Alexandra Hanım, size aslında uluslararası bir moda ve yardım elçisi diyebiliriz. Bu başarıya nasıl ulaştığınızı sizden dinleyebilir miyiz?
Ben çocukluğumdan beri güzelliği hissediyor ve ona karşı ilgi gösteriyorum. Burada güzellik deyince sadece birinin veya bir şeyin fiziksel güzelliğini kastetmiyorum. Örneğin ben her kadının kendi güzelliğinin olduğunu düşünüyorum, yeter ki onu içinde bulabilsin ve kabullensin. Bu iç veya dış güzellik olabilir, genç veya ilerlemiş yaşta olabilir… Sadece kendi derinliklerimize inip onu bulabilmeliyiz. Çünkü dünya ve hayat çok güzel, Allah’ın onu yarattığı en ham haliyle bile güzel. Yardım işlerime gelince, eşim Erol Ceylan’ın meslek hayatında yaptığı bazı işler görsel ve yazılı medyanın oldukça ilgisini çekiyordu. Bunu fark edince nasıl yararlı bir hale getirebileceğimi düşünmeye başladım. Dünyanın neresinde ve hangi kıtasında olursa olsun ücretsiz olarak katıldığım tanıtım organizasyonlarıyla yardımların toplanmasına katkıda bulunmaya çalışıyorum. Hiçbir zaman nereden geldiğimi ve kim olduğumu unutmadım ve bununla da gurur duyuyorum. İyiliğin bulaşıcı olduğunu düşünüyorum ve o yüzden elimden geldiğince hayır işlerinde bulunmaya çalışıyorum. Unutmayalım ki her yapılan iyilik mutlaka bir yerde karşılık bulur.

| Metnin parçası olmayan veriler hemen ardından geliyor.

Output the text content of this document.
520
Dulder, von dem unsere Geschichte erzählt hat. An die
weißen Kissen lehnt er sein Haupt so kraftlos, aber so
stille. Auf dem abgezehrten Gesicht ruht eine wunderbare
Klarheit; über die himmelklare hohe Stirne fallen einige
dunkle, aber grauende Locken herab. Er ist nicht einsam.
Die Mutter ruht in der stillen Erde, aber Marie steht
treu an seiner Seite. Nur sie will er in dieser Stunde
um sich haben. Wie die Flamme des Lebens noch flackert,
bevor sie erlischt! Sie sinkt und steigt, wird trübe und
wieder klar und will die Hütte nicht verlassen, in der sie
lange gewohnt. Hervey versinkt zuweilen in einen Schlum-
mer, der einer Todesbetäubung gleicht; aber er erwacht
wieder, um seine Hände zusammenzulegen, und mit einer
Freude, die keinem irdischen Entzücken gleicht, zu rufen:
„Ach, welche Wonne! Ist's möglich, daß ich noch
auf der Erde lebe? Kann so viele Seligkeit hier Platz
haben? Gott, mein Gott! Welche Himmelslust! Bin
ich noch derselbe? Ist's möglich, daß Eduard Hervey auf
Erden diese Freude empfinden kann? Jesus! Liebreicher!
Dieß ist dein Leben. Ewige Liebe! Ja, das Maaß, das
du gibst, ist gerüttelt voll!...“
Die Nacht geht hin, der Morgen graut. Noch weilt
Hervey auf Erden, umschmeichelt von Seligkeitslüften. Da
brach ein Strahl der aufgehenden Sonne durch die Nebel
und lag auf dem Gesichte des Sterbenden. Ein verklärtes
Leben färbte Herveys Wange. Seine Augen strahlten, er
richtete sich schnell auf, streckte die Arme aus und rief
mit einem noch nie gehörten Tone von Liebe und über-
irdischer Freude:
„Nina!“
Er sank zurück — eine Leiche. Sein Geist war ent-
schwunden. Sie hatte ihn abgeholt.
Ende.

Hayatı dolu dolu yaşıyorsunuz. Alexandra Ceylan’ın hayat felsefesi nedir anlatabilir misiniz?
Hayat çok kısa. Bir taraftan onu dolu dolu yaşamaya çalışırken diğer taraftan da iyilikle hatırlanacak bazı şeyleri arkamızda bırakmalıyız. Dolu dolu yaşadığımız hayatın ancak bu şekilde bir anlamı olur.
“ESKİ YUGOSLAVYA’NIN SON TESCİLLİ GÜZELİYİM”
Aynı zamanda siz tescilli bir güzelsiniz hatta bu alanda uluslararası bir başarıya da sahipsiniz. Bu süreçten bahsedebilir misiniz?
Ben eski Yugoslavya’nın son tescilli güzeliyim. Bu süreci hayatımın çok genç yaşlarında, sadece 16 yaşındayken yaşadığım için, olanları çok net hatırlamıyorum bile. Zaten hemen arkasından Yugoslavya kanlı bir savaşla dağılma sürecine girdiği için benim de hayatım çok başka yerlere doğru kaydı. Zor bir süreçti.
“ÇOK GENÇ YAŞTA ANNE OLDUM VE BUNUNLA HEP GURUR DUYDUM”
Çok genç yaşta annelik duygusunu yaşadınız. Anne olduktan sonra hayatınız nasıl şekillendi?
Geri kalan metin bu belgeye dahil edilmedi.